Coast guards fished the bodies of 12 men, 21 women and two children from the rising swells, as well as large pieces of wreckage from waters near Penghu island.

Penghu rescue leaders saw little chance that anyone had survived from the Boeing 747-200 with 225 people on board.

Empty yellow body bags were stacked in piles as the first victims to be discovered were placed in a small sports stadium in a local air force base, near the small port.

The Taiwan carrier's flight CI 611 disappeared abruptly from radars on Saturday soon after taking off from Taipei for Hong Kong, leaving mystery in its wake and dealing a new blow to the safety record of China Airlines, which has now suffered four air crashes since 1994.

Distressed relatives were already gathering in Penghu. Brian Yen's cousin was on the plane en route to the Chinese mainland via Hong Kong to visit his girlfriend. "She was pretty upset. She was screaming," Yen said.

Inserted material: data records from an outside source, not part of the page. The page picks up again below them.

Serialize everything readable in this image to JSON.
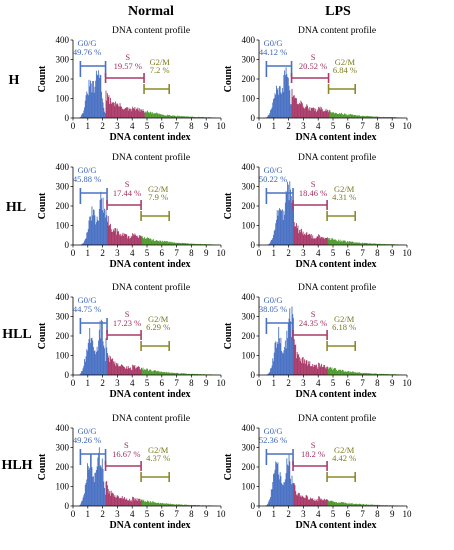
{
  "columns": [
    "Normal",
    "LPS"
  ],
  "rows": [
    "H",
    "HL",
    "HLL",
    "HLH"
  ],
  "colors": {
    "g0g": "#4a72c4",
    "s": "#a93b69",
    "g2m": "#4f9a2e",
    "g0g_label": "#3a65b8",
    "s_label": "#a0305e",
    "g2m_label": "#7a7a1e",
    "g2m_bracket": "#8a8a2a"
  },
  "chart_data": [
    {
      "type": "area",
      "title": "DNA content profile",
      "xlabel": "DNA content index",
      "ylabel": "Count",
      "row": "H",
      "column": "Normal",
      "xlim": [
        0,
        10
      ],
      "ylim": [
        0,
        400
      ],
      "xticks": [
        "0",
        "1",
        "2",
        "3",
        "4",
        "5",
        "6",
        "7",
        "8",
        "9",
        "10"
      ],
      "yticks": [
        "0",
        "100",
        "200",
        "300",
        "400"
      ],
      "phases": [
        {
          "name": "G0/G",
          "percent": "49.76 %",
          "range": [
            0.5,
            2.2
          ]
        },
        {
          "name": "S",
          "percent": "19.57 %",
          "range": [
            2.2,
            4.8
          ]
        },
        {
          "name": "G2/M",
          "percent": "7.2 %",
          "range": [
            4.8,
            6.5
          ]
        }
      ],
      "profile": {
        "peaks": [
          [
            1.15,
            165
          ],
          [
            1.75,
            225
          ]
        ],
        "s_level": 75,
        "g2_level": 18
      }
    },
    {
      "type": "area",
      "title": "DNA content profile",
      "xlabel": "DNA content index",
      "ylabel": "Count",
      "row": "H",
      "column": "LPS",
      "xlim": [
        0,
        10
      ],
      "ylim": [
        0,
        400
      ],
      "xticks": [
        "0",
        "1",
        "2",
        "3",
        "4",
        "5",
        "6",
        "7",
        "8",
        "9",
        "10"
      ],
      "yticks": [
        "0",
        "100",
        "200",
        "300",
        "400"
      ],
      "phases": [
        {
          "name": "G0/G",
          "percent": "44.12 %",
          "range": [
            0.5,
            2.2
          ]
        },
        {
          "name": "S",
          "percent": "20.52 %",
          "range": [
            2.2,
            4.7
          ]
        },
        {
          "name": "G2/M",
          "percent": "6.84 %",
          "range": [
            4.7,
            6.5
          ]
        }
      ],
      "profile": {
        "peaks": [
          [
            1.2,
            155
          ],
          [
            1.85,
            235
          ]
        ],
        "s_level": 70,
        "g2_level": 18
      }
    },
    {
      "type": "area",
      "title": "DNA content profile",
      "xlabel": "DNA content index",
      "ylabel": "Count",
      "row": "HL",
      "column": "Normal",
      "xlim": [
        0,
        10
      ],
      "ylim": [
        0,
        400
      ],
      "xticks": [
        "0",
        "1",
        "2",
        "3",
        "4",
        "5",
        "6",
        "7",
        "8",
        "9",
        "10"
      ],
      "yticks": [
        "0",
        "100",
        "200",
        "300",
        "400"
      ],
      "phases": [
        {
          "name": "G0/G",
          "percent": "45.88 %",
          "range": [
            0.5,
            2.3
          ]
        },
        {
          "name": "S",
          "percent": "17.44 %",
          "range": [
            2.3,
            4.6
          ]
        },
        {
          "name": "G2/M",
          "percent": "7.9 %",
          "range": [
            4.6,
            6.5
          ]
        }
      ],
      "profile": {
        "peaks": [
          [
            1.3,
            165
          ],
          [
            1.95,
            225
          ]
        ],
        "s_level": 70,
        "g2_level": 20
      }
    },
    {
      "type": "area",
      "title": "DNA content profile",
      "xlabel": "DNA content index",
      "ylabel": "Count",
      "row": "HL",
      "column": "LPS",
      "xlim": [
        0,
        10
      ],
      "ylim": [
        0,
        400
      ],
      "xticks": [
        "0",
        "1",
        "2",
        "3",
        "4",
        "5",
        "6",
        "7",
        "8",
        "9",
        "10"
      ],
      "yticks": [
        "0",
        "100",
        "200",
        "300",
        "400"
      ],
      "phases": [
        {
          "name": "G0/G",
          "percent": "50.22 %",
          "range": [
            0.5,
            2.3
          ]
        },
        {
          "name": "S",
          "percent": "18.46 %",
          "range": [
            2.3,
            4.6
          ]
        },
        {
          "name": "G2/M",
          "percent": "4.31 %",
          "range": [
            4.6,
            6.5
          ]
        }
      ],
      "profile": {
        "peaks": [
          [
            1.35,
            175
          ],
          [
            2.0,
            300
          ]
        ],
        "s_level": 70,
        "g2_level": 16
      }
    },
    {
      "type": "area",
      "title": "DNA content profile",
      "xlabel": "DNA content index",
      "ylabel": "Count",
      "row": "HLL",
      "column": "Normal",
      "xlim": [
        0,
        10
      ],
      "ylim": [
        0,
        400
      ],
      "xticks": [
        "0",
        "1",
        "2",
        "3",
        "4",
        "5",
        "6",
        "7",
        "8",
        "9",
        "10"
      ],
      "yticks": [
        "0",
        "100",
        "200",
        "300",
        "400"
      ],
      "phases": [
        {
          "name": "G0/G",
          "percent": "44.75 %",
          "range": [
            0.5,
            2.3
          ]
        },
        {
          "name": "S",
          "percent": "17.23 %",
          "range": [
            2.3,
            4.6
          ]
        },
        {
          "name": "G2/M",
          "percent": "6.29 %",
          "range": [
            4.6,
            6.5
          ]
        }
      ],
      "profile": {
        "peaks": [
          [
            1.15,
            195
          ],
          [
            1.9,
            240
          ]
        ],
        "s_level": 62,
        "g2_level": 16
      }
    },
    {
      "type": "area",
      "title": "DNA content profile",
      "xlabel": "DNA content index",
      "ylabel": "Count",
      "row": "HLL",
      "column": "LPS",
      "xlim": [
        0,
        10
      ],
      "ylim": [
        0,
        400
      ],
      "xticks": [
        "0",
        "1",
        "2",
        "3",
        "4",
        "5",
        "6",
        "7",
        "8",
        "9",
        "10"
      ],
      "yticks": [
        "0",
        "100",
        "200",
        "300",
        "400"
      ],
      "phases": [
        {
          "name": "G0/G",
          "percent": "38.05 %",
          "range": [
            0.5,
            2.3
          ]
        },
        {
          "name": "S",
          "percent": "24.35 %",
          "range": [
            2.3,
            4.6
          ]
        },
        {
          "name": "G2/M",
          "percent": "6.18 %",
          "range": [
            4.6,
            6.5
          ]
        }
      ],
      "profile": {
        "peaks": [
          [
            1.3,
            205
          ],
          [
            2.05,
            290
          ]
        ],
        "s_level": 85,
        "g2_level": 16
      }
    },
    {
      "type": "area",
      "title": "DNA content profile",
      "xlabel": "DNA content index",
      "ylabel": "Count",
      "row": "HLH",
      "column": "Normal",
      "xlim": [
        0,
        10
      ],
      "ylim": [
        0,
        400
      ],
      "xticks": [
        "0",
        "1",
        "2",
        "3",
        "4",
        "5",
        "6",
        "7",
        "8",
        "9",
        "10"
      ],
      "yticks": [
        "0",
        "100",
        "200",
        "300",
        "400"
      ],
      "phases": [
        {
          "name": "G0/G",
          "percent": "49.26 %",
          "range": [
            0.5,
            2.2
          ]
        },
        {
          "name": "S",
          "percent": "16.67 %",
          "range": [
            2.2,
            4.6
          ]
        },
        {
          "name": "G2/M",
          "percent": "4.37 %",
          "range": [
            4.6,
            6.5
          ]
        }
      ],
      "profile": {
        "peaks": [
          [
            1.15,
            225
          ],
          [
            1.85,
            250
          ]
        ],
        "s_level": 55,
        "g2_level": 14
      }
    },
    {
      "type": "area",
      "title": "DNA content profile",
      "xlabel": "DNA content index",
      "ylabel": "Count",
      "row": "HLH",
      "column": "LPS",
      "xlim": [
        0,
        10
      ],
      "ylim": [
        0,
        400
      ],
      "xticks": [
        "0",
        "1",
        "2",
        "3",
        "4",
        "5",
        "6",
        "7",
        "8",
        "9",
        "10"
      ],
      "yticks": [
        "0",
        "100",
        "200",
        "300",
        "400"
      ],
      "phases": [
        {
          "name": "G0/G",
          "percent": "52.36 %",
          "range": [
            0.5,
            2.3
          ]
        },
        {
          "name": "S",
          "percent": "18.2 %",
          "range": [
            2.3,
            4.6
          ]
        },
        {
          "name": "G2/M",
          "percent": "4.42 %",
          "range": [
            4.6,
            6.5
          ]
        }
      ],
      "profile": {
        "peaks": [
          [
            1.2,
            200
          ],
          [
            1.95,
            230
          ]
        ],
        "s_level": 58,
        "g2_level": 14
      }
    }
  ]
}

The search continued for the crashed plane's two critical black boxes, the robust, on-board monitoring systems which often tell investigators what happened in air disasters.

Speculation of a mid-air explosion grew after farmers in Taiwan's western coastal county of Changhua, about 50 miles northeast of the crash site, found debris from the plane in their fields.

A doctor said that bodies retrieved so far had suffered broken bones, but no burns.

Aviation authorities said the pilot had not issued any distress signals before the aircraft disappeared in clear weather about 20 minutes into the 90-minute journey.

The plane, almost 23 years old and with almost 65,000 flying hours, had already been sold to Orient Thai, a Thai charter carrier, and was due to be delivered on June 20.

Taiwan's Aviation Safety Council declined to speculate on the cause of the crash, and said it had contacted the US National Transportation Safety Board, the Boeing Company, and engine maker Pratt and Whitney.

A Boeing team of investigators was on its way to Taiwan from the United States.

Peter Lok Kung-nam, former director general of Hong Kong's Civil Aviation Department told Reuters: "It is fairly certain the aircraft suddenly broke apart."

"There was absolutely no forewarning, no distress call, not even a secondary radar distress signal, the whole thing must have happened very quickly," he said.

Lok suggested three possible causes: an explosion, sudden de-pressurization which could have knocked the crew out, or the more remote possibility of a collision in the air with another unknown object.